Catholic Transcript Magazine of the Roman Catholic Archdiocese of Hartford Connecticut

Sunday, April 22, 2018

The turmoil set into motion at the University of Notre Dame recently by inviting President Barack Obama to give its May Commencement Address and to receive an honorary doctorate of laws, is saddening for many reasons.

The University of Notre Dame has many redeeming academic virtues. And despite some stumbles along the way to excellence in academics, it has for years, by and large, been perceived as a university of note by many who are observant of Catholic Tradition. Optimally, this perception should match reality, meaning that the University should serve as an avenue toward faith in search of understanding. Catholic Tradition postulates that faith and reason go together; and theology is often defined as faith in search of understanding (fides quaerens intellectum). This definition is commonly attributed to St. Anselm of Canterbury (d. 1109), a Doctor of the Church.

If, with few exceptions, the University is not always recognized either for faith formation or for intellectual pursuits, despite its superior academic ranking, it does encompass certain prestigious departments, such as the one especially dedicated to philosophy, whose Chair is highly regarded throughout the world.

One could hardly affirm that Notre Dame, however, meets all the standards of a Catholic University as set forth by the Venerable Cardinal John Henry Newman in his classic, The Idea of a University.

When one thinks seriously about the current turmoil at Notre Dame, its ultimate cause is not that difficult to discern. Essentially at issue is whether an academic institution widely described as Catholic, can continue its mission while simultaneously approving of, or tolerating, or even pretending not to notice, the utter evil of abortion, by honoring anyone whose publicly stated views or actions embrace abortion in any way.

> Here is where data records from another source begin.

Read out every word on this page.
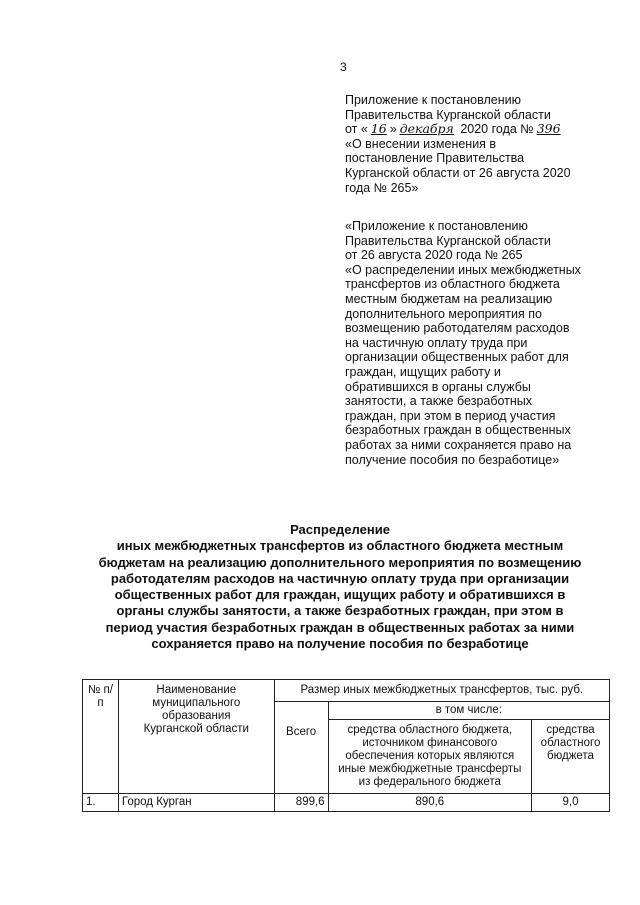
3
Приложение к постановлению
Правительства Курганской области
от « 16 » декабря 2020 года № 396
«О внесении изменения в
постановление Правительства
Курганской области от 26 августа 2020
года № 265»
«Приложение к постановлению
Правительства Курганской области
от 26 августа 2020 года № 265
«О распределении иных межбюджетных
трансфертов из областного бюджета
местным бюджетам на реализацию
дополнительного мероприятия по
возмещению работодателям расходов
на частичную оплату труда при
организации общественных работ для
граждан, ищущих работу и
обратившихся в органы службы
занятости, а также безработных
граждан, при этом в период участия
безработных граждан в общественных
работах за ними сохраняется право на
получение пособия по безработице»
Распределение
иных межбюджетных трансфертов из областного бюджета местным
бюджетам на реализацию дополнительного мероприятия по возмещению
работодателям расходов на частичную оплату труда при организации
общественных работ для граждан, ищущих работу и обратившихся в
органы службы занятости, а также безработных граждан, при этом в
период участия безработных граждан в общественных работах за ними
сохраняется право на получение пособия по безработице
№ п/п	Наименование муниципального образования Курганской области	Размер иных межбюджетных трансфертов, тыс. руб.		
		Всего	в том числе:	
			средства областного бюджета, источником финансового обеспечения которых являются иные межбюджетные трансферты из федерального бюджета	средства областного бюджета
1.	Город Курган	899,6	890,6	9,0
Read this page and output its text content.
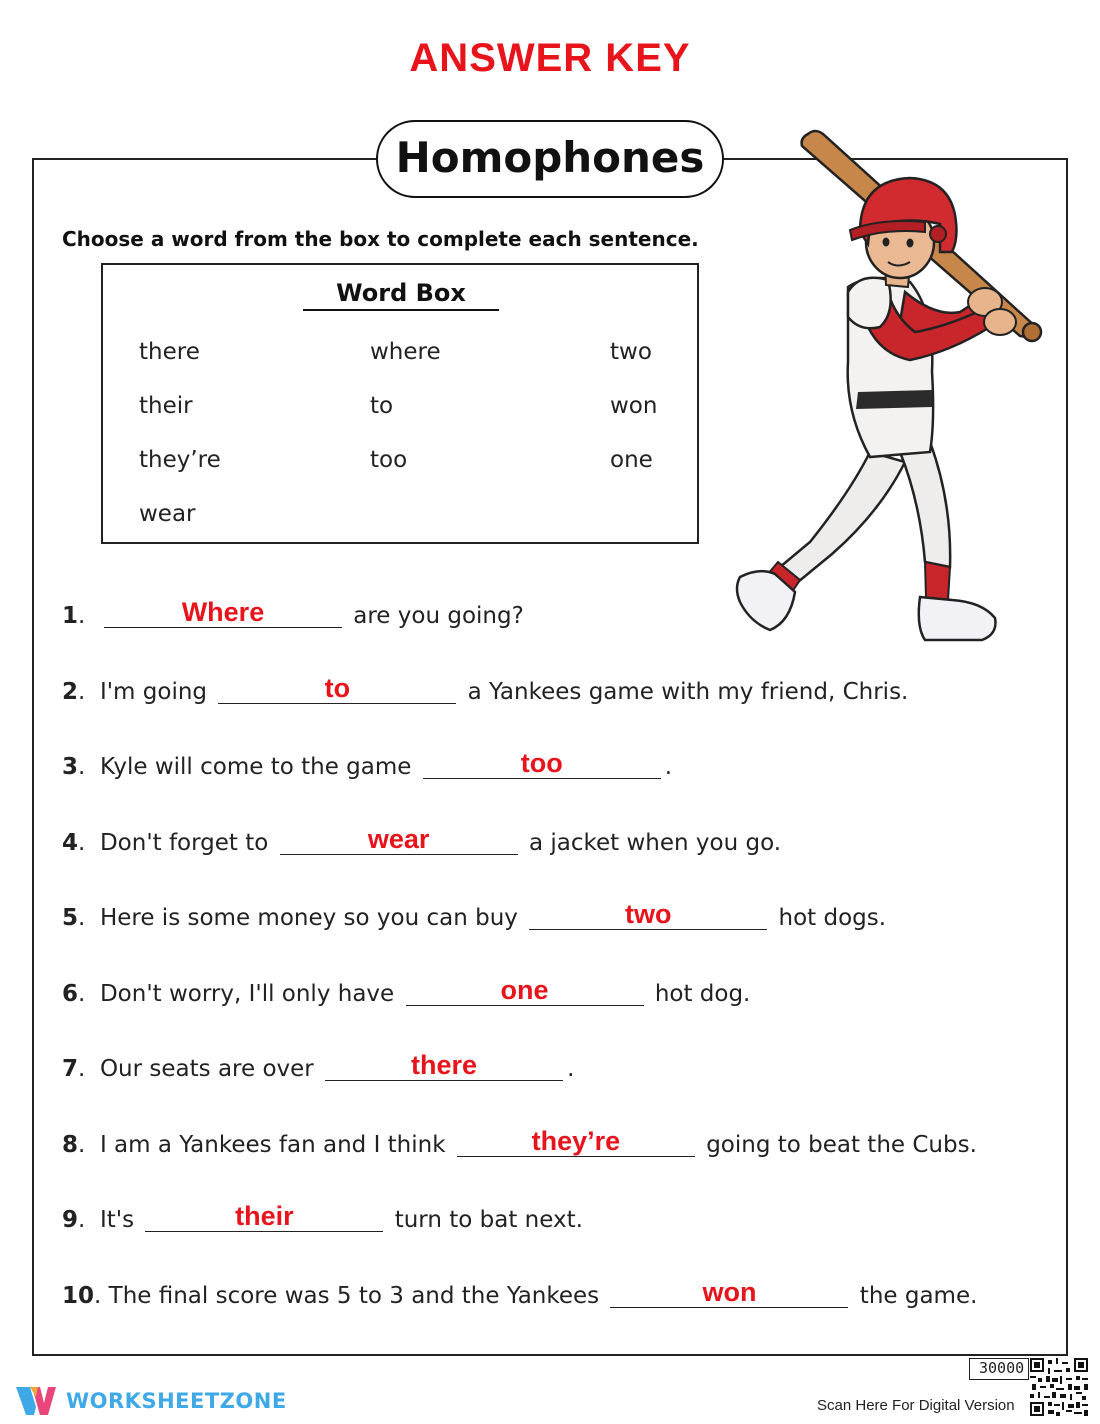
ANSWER KEY
Homophones
Choose a word from the box to complete each sentence.
Word Box
there	where	two
their	to	won
they’re	too	one
wear
1.	Where	are you going?
2.  I'm going	to	a Yankees game with my friend, Chris.
3.  Kyle will come to the game	too	.
4.  Don't forget to	wear	a jacket when you go.
5.  Here is some money so you can buy	two	hot dogs.
6.  Don't worry, I'll only have	one	hot dog.
7.  Our seats are over	there	.
8.  I am a Yankees fan and I think	they’re	going to beat the Cubs.
9.  It's	their	turn to bat next.
10. The final score was 5 to 3 and the Yankees	won	the game.
WORKSHEETZONE
30000
Scan Here For Digital Version
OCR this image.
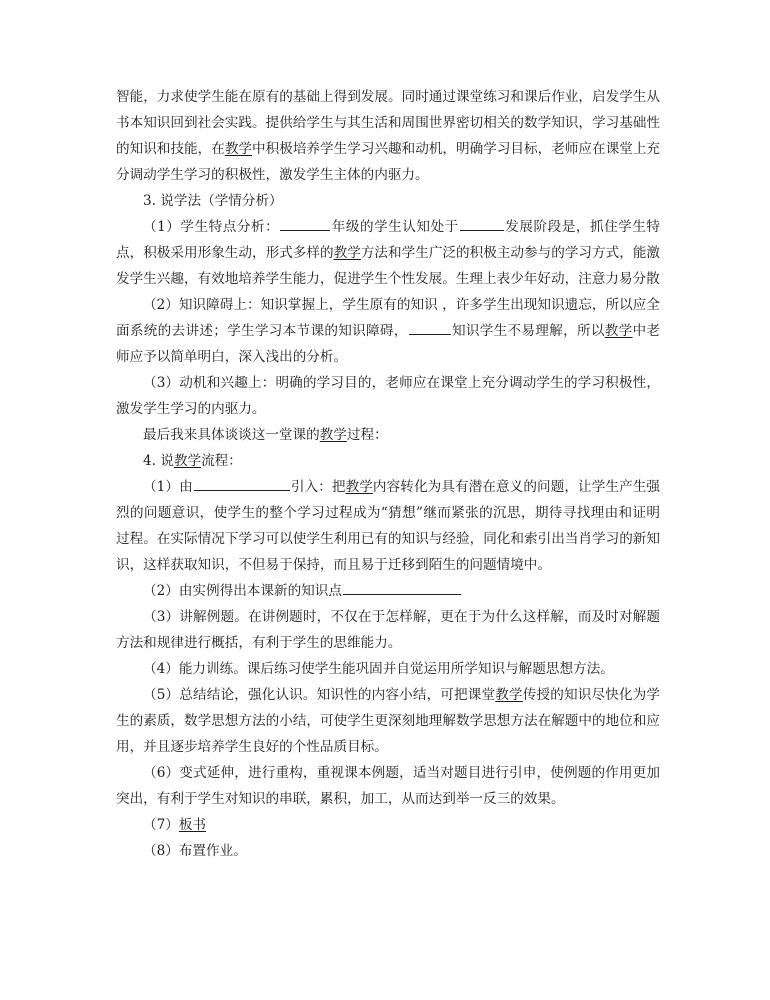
智能，力求使学生能在原有的基础上得到发展。同时通过课堂练习和课后作业，启发学生从书本知识回到社会实践。提供给学生与其生活和周围世界密切相关的数学知识，学习基础性的知识和技能，在教学中积极培养学生学习兴趣和动机，明确学习目标，老师应在课堂上充分调动学生学习的积极性，激发学生主体的内驱力。

3. 说学法（学情分析）

（1）学生特点分析：	年级的学生认知处于	发展阶段是，抓住学生特点，积极采用形象生动，形式多样的教学方法和学生广泛的积极主动参与的学习方式，能激发学生兴趣，有效地培养学生能力，促进学生个性发展。生理上表少年好动，注意力易分散

（2）知识障碍上：知识掌握上，学生原有的知识 ，许多学生出现知识遗忘，所以应全面系统的去讲述；学生学习本节课的知识障碍，	知识学生不易理解，所以教学中老师应予以简单明白，深入浅出的分析。

（3）动机和兴趣上：明确的学习目的，老师应在课堂上充分调动学生的学习积极性，激发学生学习的内驱力。

最后我来具体谈谈这一堂课的教学过程：

4. 说教学流程：

（1）由	引入：把教学内容转化为具有潜在意义的问题，让学生产生强烈的问题意识，使学生的整个学习过程成为“猜想”继而紧张的沉思，期待寻找理由和证明过程。在实际情况下学习可以使学生利用已有的知识与经验，同化和索引出当肖学习的新知识，这样获取知识，不但易于保持，而且易于迁移到陌生的问题情境中。

（2）由实例得出本课新的知识点

（3）讲解例题。在讲例题时，不仅在于怎样解，更在于为什么这样解，而及时对解题方法和规律进行概括，有利于学生的思维能力。

（4）能力训练。课后练习使学生能巩固并自觉运用所学知识与解题思想方法。

（5）总结结论，强化认识。知识性的内容小结，可把课堂教学传授的知识尽快化为学生的素质，数学思想方法的小结，可使学生更深刻地理解数学思想方法在解题中的地位和应用，并且逐步培养学生良好的个性品质目标。

（6）变式延伸，进行重构，重视课本例题，适当对题目进行引申，使例题的作用更加突出，有利于学生对知识的串联，累积，加工，从而达到举一反三的效果。

（7）板书

（8）布置作业。
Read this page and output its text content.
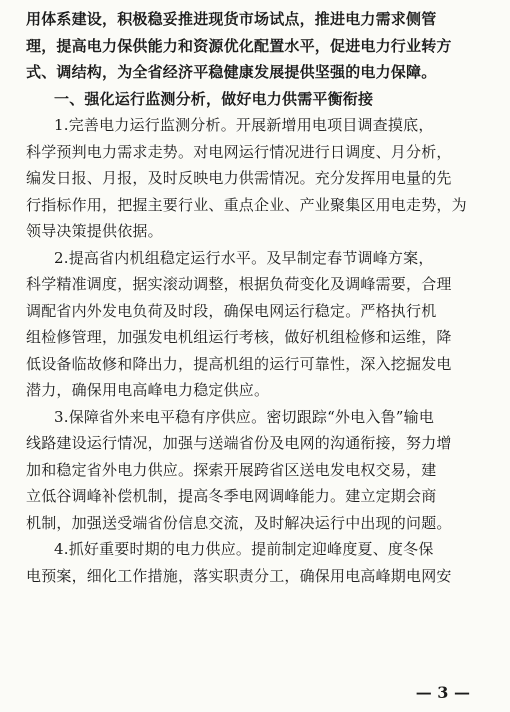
用体系建设，积极稳妥推进现货市场试点，推进电力需求侧管
理，提高电力保供能力和资源优化配置水平，促进电力行业转方
式、调结构，为全省经济平稳健康发展提供坚强的电力保障。
一、强化运行监测分析，做好电力供需平衡衔接
1.完善电力运行监测分析。开展新增用电项目调查摸底，
科学预判电力需求走势。对电网运行情况进行日调度、月分析，
编发日报、月报，及时反映电力供需情况。充分发挥用电量的先
行指标作用，把握主要行业、重点企业、产业聚集区用电走势，为
领导决策提供依据。
2.提高省内机组稳定运行水平。及早制定春节调峰方案，
科学精准调度，据实滚动调整，根据负荷变化及调峰需要，合理
调配省内外发电负荷及时段，确保电网运行稳定。严格执行机
组检修管理，加强发电机组运行考核，做好机组检修和运维，降
低设备临故修和降出力，提高机组的运行可靠性，深入挖掘发电
潜力，确保用电高峰电力稳定供应。
3.保障省外来电平稳有序供应。密切跟踪“外电入鲁”输电
线路建设运行情况，加强与送端省份及电网的沟通衔接，努力增
加和稳定省外电力供应。探索开展跨省区送电发电权交易，建
立低谷调峰补偿机制，提高冬季电网调峰能力。建立定期会商
机制，加强送受端省份信息交流，及时解决运行中出现的问题。
4.抓好重要时期的电力供应。提前制定迎峰度夏、度冬保
电预案，细化工作措施，落实职责分工，确保用电高峰期电网安
— 3 —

Abortion entails the deliberate termination of innocent human life. It is thoroughly incompatible with Catholic faith. This doctrine is Biblically founded in a Tradition that reaches back to the beginning; it has never changed, nor will it ever change.

(That the Church’s doctrine in this regard did not emerge until recent times, as the Speaker of the House of Representatives reportedly opined during a television program not too long ago, is sheer nonsense, not worth taking the time even to dismiss summarily.)

Repeatedly in columns or editorials here, as well as in classroom lectures and homilies, I have cited the wisdom of great non-Roman Catholic Christians such as Alexandr Solzhenitsyn; as well as non-Christians, such as Mohandas Gandhi, in the cause of holding fast to what is morally correct.

In My Non-violence, Gandhi said: "The business of every God-fearing man is to dissociate himself from evil in total disregard of the consequences. He must have faith in a good deed producing only a good result…"

Abortion, if nothing else, is an act of sheer violence directed upon a totally helpless innocent. (Of the few possessions in Gandhi’s cell when he died was a small picture of Christ.)

Solzhenitsyn’s indictment of embracing evil in any form was dramatically enunciated in a 1976 BBC interview, which reportedly shook Great Britain to its core; no one had been allowed to say as much publicly in recent times:

"Those people who have lived in the most terrible conditions, on the frontier between life and death, …they all understand that between good and evil there is an irreconcilable contradiction, that it is not one and the same thing – good or evil – that one cannot build one’s life without regard to this distinction…" (See the BBC Script.)

Solzhenitsyn’s credentials to prophesy were not acquired by his honorary academic degrees, nor even by his Nobel Prize in Literature (1970); his right to speak to the world in such terms was forged while imprisoned in the nightmarish Gulag Archipelago.

Why is it that apparently intelligent human beings cannot comprehend the utter evil of abortion? What is there about it so attractive that it can confuse or mislead an otherwise moral-minded person? Why is it that an academic institution can so easily fall prey to its insidious signals, vibrating through the universe with almost mesmerizing effects – like the signals of the legendary nymphs of the Rhein in a Wagnerian opera? Why is it that a center of learning whose roots, at least, were planted in Catholic Tradition, can even allow itself to enter, however remotely, into its very penumbra, and not expect to be gravely wounded by the experience?

For a committed, thinking Catholic, these are all serious questions.

Msgr. David Q. Liptak is Executive Editor of The Catholic Transcript, and censor librorum for the Archdiocese of Hartford.